My Fiancé Locked Me Away for His Mistress’s Tears
Chapter 3
Time lost its shape in the cliffside mansion, measured only by the creeping frost on the windowpanes and the hollow, gnawing ache beneath my ribs. The coastal winter seeped through the gray stone walls, turning the air in my locked room into a physical weight. Every exhale plumed like white smoke in the dark.
They expected me to break. Flora’s estate manager would unlock the heavy oak door once a day, leaving a single bowl of tepid, unsalted oats on the floor as if feeding a stray dog. He would linger for a fraction of a second, his eyes searching my face for tears, for the trembling lip of a defeated woman ready to beg for Edison’s mercy.
I never gave him the satisfaction.
I did not throw the bowl at the wall. I did not scream until my throat bled. Instead, I sat cross-legged on the freezing hardwood floor, smoothing the frayed cuff of my silk blouse, and forced myself to eat every congealed bite. Spite required fuel. Vengeance required a pulse.
With every passing day, the soft, trusting fiancée who had loved Edison Jensen was systematically starved to death. In her place, something entirely different began to crystalize. I spent the endless, freezing hours in absolute silence, turning my mind into a steel trap. I memorized the architecture of my confinement. I learned the heavy, dragging footsteps of the night guard—a man who favored his left leg and smelled faintly of stale whiskey. I noted the crisp, clicking heels of Flora’s personal loyalists when they occasionally paced the corridor, their hushed voices carrying through the heavy wood.

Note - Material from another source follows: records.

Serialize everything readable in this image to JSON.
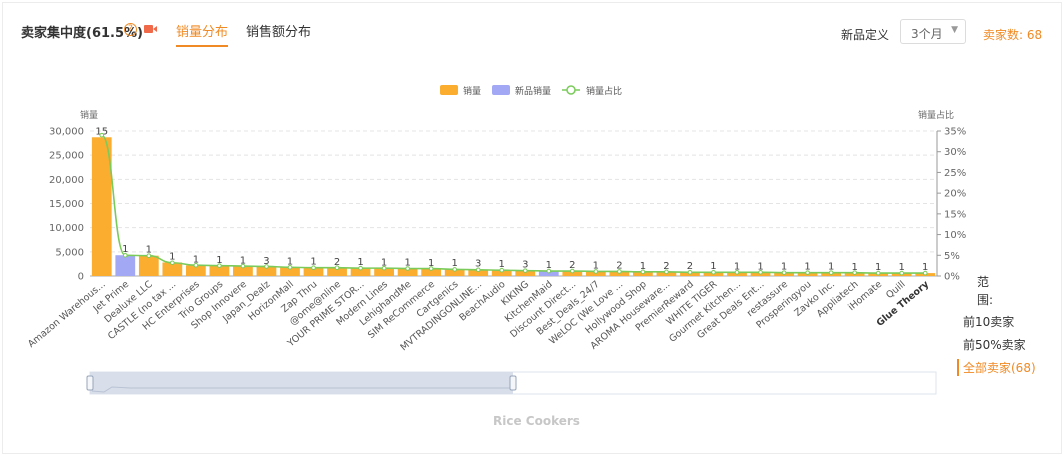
{
  "header": {
    "title": "卖家集中度(61.5%)",
    "help_glyph": "?",
    "tabs": [
      {
        "label": "销量分布",
        "active": true
      },
      {
        "label": "销售额分布",
        "active": false
      }
    ],
    "new_def_label": "新品定义",
    "new_def_value": "3个月",
    "sellers_count": "卖家数: 68"
  },
  "range_panel": {
    "title": "范围:",
    "options": [
      {
        "label": "前10卖家",
        "active": false
      },
      {
        "label": "前50%卖家",
        "active": false
      },
      {
        "label": "全部卖家(68)",
        "active": true
      }
    ]
  },
  "caption": "Rice Cookers",
  "colors": {
    "sales": "#fbad2f",
    "new_sales": "#a3a8f5",
    "share": "#7acb5a",
    "accent": "#f08a24"
  },
  "chart_data": {
    "type": "bar",
    "legend": [
      "销量",
      "新品销量",
      "销量占比"
    ],
    "legend_position": "top-center",
    "ylabel_left": "销量",
    "ylabel_right": "销量占比",
    "ylim_left": [
      0,
      30000
    ],
    "ylim_right": [
      0,
      35
    ],
    "yticks_left": [
      "0",
      "5,000",
      "10,000",
      "15,000",
      "20,000",
      "25,000",
      "30,000"
    ],
    "yticks_right": [
      "0%",
      "5%",
      "10%",
      "15%",
      "20%",
      "25%",
      "30%",
      "35%"
    ],
    "grid": true,
    "categories": [
      "Amazon Warehous...",
      "Jet Prime",
      "Dealuxe LLC",
      "CASTLE (no tax ...",
      "HC Enterprises",
      "Trio Groups",
      "Shop Innovere",
      "Japan_Dealz",
      "HorizonMall",
      "Zap Thru",
      "@ome@nline",
      "YOUR PRIME STOR...",
      "Modern Lines",
      "LehighandMe",
      "SIM ReCommerce",
      "Cartgenics",
      "MVTRADINGONLINE...",
      "BeachAudio",
      "KIKING",
      "KitchenMaid",
      "Discount Direct...",
      "Best_Deals_24/7",
      "WeLOC (We Love ...",
      "Hollywood Shop",
      "AROMA Houseware...",
      "PremierReward",
      "WHITE TIGER",
      "Gourmet Kitchen...",
      "Great Deals Ent...",
      "restassure",
      "Prosperingyou",
      "Zavko Inc.",
      "Appliatech",
      "iHomate",
      "Quill",
      "Glue Theory"
    ],
    "series": [
      {
        "name": "销量",
        "values": [
          28700,
          0,
          4200,
          2800,
          2200,
          2100,
          2000,
          1900,
          1800,
          1750,
          1700,
          1650,
          1600,
          1550,
          1500,
          1400,
          1300,
          1200,
          1100,
          0,
          1000,
          950,
          900,
          850,
          820,
          800,
          780,
          760,
          740,
          720,
          700,
          680,
          660,
          640,
          620,
          600
        ]
      },
      {
        "name": "新品销量",
        "values": [
          0,
          4300,
          0,
          0,
          0,
          0,
          0,
          0,
          0,
          0,
          0,
          0,
          0,
          0,
          0,
          0,
          0,
          0,
          0,
          1000,
          0,
          0,
          0,
          0,
          0,
          0,
          0,
          0,
          0,
          0,
          0,
          0,
          0,
          0,
          0,
          0
        ]
      },
      {
        "name": "销量占比",
        "values": [
          34,
          5,
          4.9,
          3.2,
          2.6,
          2.5,
          2.4,
          2.3,
          2.1,
          2.0,
          2.0,
          1.9,
          1.9,
          1.8,
          1.8,
          1.6,
          1.5,
          1.4,
          1.3,
          1.2,
          1.2,
          1.1,
          1.1,
          1.0,
          1.0,
          0.9,
          0.9,
          0.9,
          0.9,
          0.8,
          0.8,
          0.8,
          0.8,
          0.7,
          0.7,
          0.7
        ]
      }
    ],
    "bar_labels": [
      "15",
      "1",
      "1",
      "1",
      "1",
      "1",
      "1",
      "3",
      "1",
      "1",
      "2",
      "1",
      "1",
      "1",
      "1",
      "1",
      "3",
      "1",
      "3",
      "1",
      "2",
      "1",
      "2",
      "1",
      "2",
      "2",
      "1",
      "1",
      "1",
      "1",
      "1",
      "1",
      "1",
      "1",
      "1",
      "1"
    ],
    "datazoom_range": [
      0,
      50
    ]
  }
}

*“She hasn’t said a word,”* I heard a maid whisper one evening, her tone laced with unease. *“Mr. Jensen asked if she’s shown remorse. What do we tell him?”*
*“Tell him she’s stubborn,”* the manager had replied, his voice flat. *“The cold will snap her eventually.”*
They were wrong. The cold wasn't snapping me; it was forging me. I cataloged every humiliation, every shiver, every pang of hunger, filing them away with surgical precision. I thought of Charlie, dying alone on a sterile steel table while Edison coddled a liar. I thought of the secret I had buried out of pride—the truth of Edison’s first night—and realized how foolish I had been to protect the dignity of a man who had none. I would never protect anyone but myself and my own blood again.
It was during the third week that the rhythm of the house finally faltered.
The dragging footsteps of the night guard were replaced by the squeak of rubber soles. A new rotation. Younger, careless, and impatient. He paced the hall outside my door, his heavy sighs vibrating through the floorboards.
Around midnight, the rhythmic pacing stopped. I heard the sharp flick of a lighter, followed by the dull thud of a heavy object being tossed onto the mahogany console table just outside my door. Footsteps retreated down the hall, fading toward the staff exit at the end of the corridor. He was taking an unauthorized smoke break.
I pressed my ear against the freezing wood of the door. A tinny, compressed voice was bleeding from the object he had left behind on the table. A smartphone, streaming a live news broadcast.
At first, it was just the drone of market fluctuations. I closed my eyes, my breath shallow, straining to catch any detail of the outside world. Then, the anchor’s cadence shifted, dropping into the grave, urgent tone reserved for catastrophe.
*“…breaking news out of the financial district tonight. The Hernandez dynasty is currently facing an unprecedented crisis. Just hours ago, a severe multi-vehicle collision on the coastal highway involved the private car of Margaret and Richard Hernandez.”*
The marrow in my bones turned to crushed ice. I stopped breathing entirely, my cheek pressed so hard against the door the brass hinges bit into my skin.
*“Authorities report that the vehicle was forced off the road in severe weather conditions,”* the tinny voice continued, entirely detached from the sudden, violent hammering of my heart. *“Both the patriarch and matriarch of Hernandez Enterprises have been rushed to City General. Sources inside the hospital indicate they are in critical condition in the intensive care unit. With their eldest son, Tyson, currently unreachable, and their daughter, Quinn, reportedly out of the country, the future of the company remains fiercely uncertain…”*
The audio faded into a dull ringing in my ears. I slowly pulled back from the door.
My parents. Critical condition.
They were bleeding in a sterile hospital room, and I was locked in a freezing cage, written off as an absentee heiress while Flora and Edison played their sickening game of martyrdom.
I looked down at my hands. They were trembling, but not from the cold. The icy patience that had sustained me for weeks evaporated in a single heartbeat, replaced by a dark, consuming inferno. I didn't just need to survive anymore. I needed to get out. And whoever stood in my way was going to be burned to ash.